President Polk's Message to Congress dominates this issue, covering the Texas annexation, the Oregon dispute with Britain, and strained relations with Mexico.

  • President Polk's Message to Congress declares the whole of Oregon territory belongs to the United States, proposes denouncing the joint-occupation convention of 1827, and warns Europe against interfering in American affairs — prompting a sharp editorial rebuke from the Journal des Débats.
  • Mexico owes American citizens an acknowledged but unpaid indemnity: of 20 quarterly instalments due under the 1843 treaty, 17 remain unpaid and 7 are currently in arrears, totalling over 2 million dollars.
  • Sir Robert Peel reconstitutes his cabinet at Windsor — all colleagues return except Lord Stanley, who resigns over Corn Law repeal; William Gladstone takes the oath as Minister for the Colonies.
  • General Yusuf disguised ten Spahis as Abd el-Kader's own soldiers, seized a prisoner who revealed the emir's camp location, then force-marched eight leagues through snow — only to find campfires still burning and the camp abandoned one hour earlier.

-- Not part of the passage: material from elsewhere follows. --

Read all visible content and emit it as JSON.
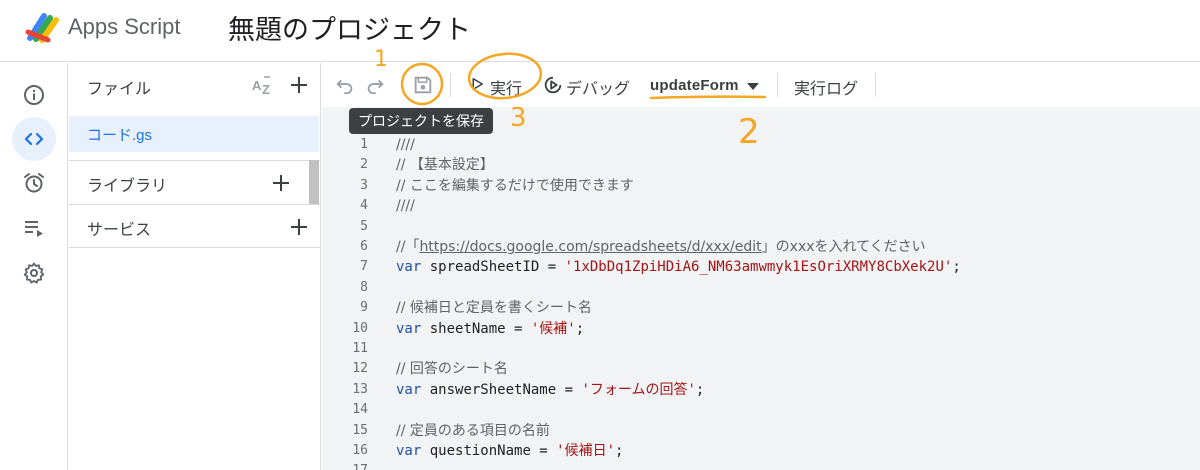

  • A new royal ordinance slashes French customs duties on dozens of imported goods: duties on cabinet-making timbers fall from 25 fr. to 7 fr. 50 c. per 100 kg, on emery from 3 fr. to 50 c., and on sulphur from 75 c. to 50 c., with annual sulphur imports from the Two Sicilies alone amounting to 28 million kilogrammes.

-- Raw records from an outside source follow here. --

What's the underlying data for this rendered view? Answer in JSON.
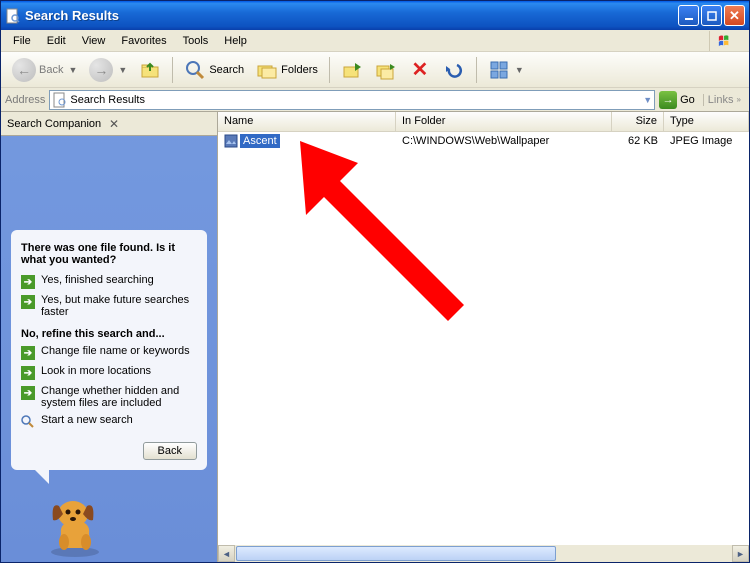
{
  "window": {
    "title": "Search Results"
  },
  "menu": {
    "file": "File",
    "edit": "Edit",
    "view": "View",
    "favorites": "Favorites",
    "tools": "Tools",
    "help": "Help"
  },
  "toolbar": {
    "back": "Back",
    "search": "Search",
    "folders": "Folders"
  },
  "address": {
    "label": "Address",
    "value": "Search Results",
    "go": "Go",
    "links": "Links"
  },
  "companion": {
    "header": "Search Companion",
    "headline": "There was one file found.  Is it what you wanted?",
    "yes_done": "Yes, finished searching",
    "yes_faster": "Yes, but make future searches faster",
    "refine_h": "No, refine this search and...",
    "refine_name": "Change file name or keywords",
    "refine_loc": "Look in more locations",
    "refine_hidden": "Change whether hidden and system files are included",
    "new_search": "Start a new search",
    "back": "Back"
  },
  "columns": {
    "name": "Name",
    "folder": "In Folder",
    "size": "Size",
    "type": "Type"
  },
  "result": {
    "name": "Ascent",
    "folder": "C:\\WINDOWS\\Web\\Wallpaper",
    "size": "62 KB",
    "type": "JPEG Image"
  }
}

  • At the Ottoman court, two provincial governors were dismissed at Austria's insistence — one for banning grain exports for personal profit, another for attempting to forcibly convert two young Jewish girls to Islam in Novi Sad.
  • Morocco's ambassador, passing through Marseille en route to Paris, handed the mayor 2,500 francs for the poor of all religions, asking their prayers for his 'mission of peace'; the Emperor of Morocco's gift of six lions, six ostriches, and six gazelles mostly perished on the road from Fez, leaving only one lioness, two ostriches, three gazelles, and a 'moumou' to reach Marseille.
  • In Toulouse, masked thieves beat M. Binos, stole 55,000 francs in gold, and escaped without trace; police returning the next morning broke down his locked door to find him lying with his throat cut — gravely wounded but alive, the carotid arteries intact.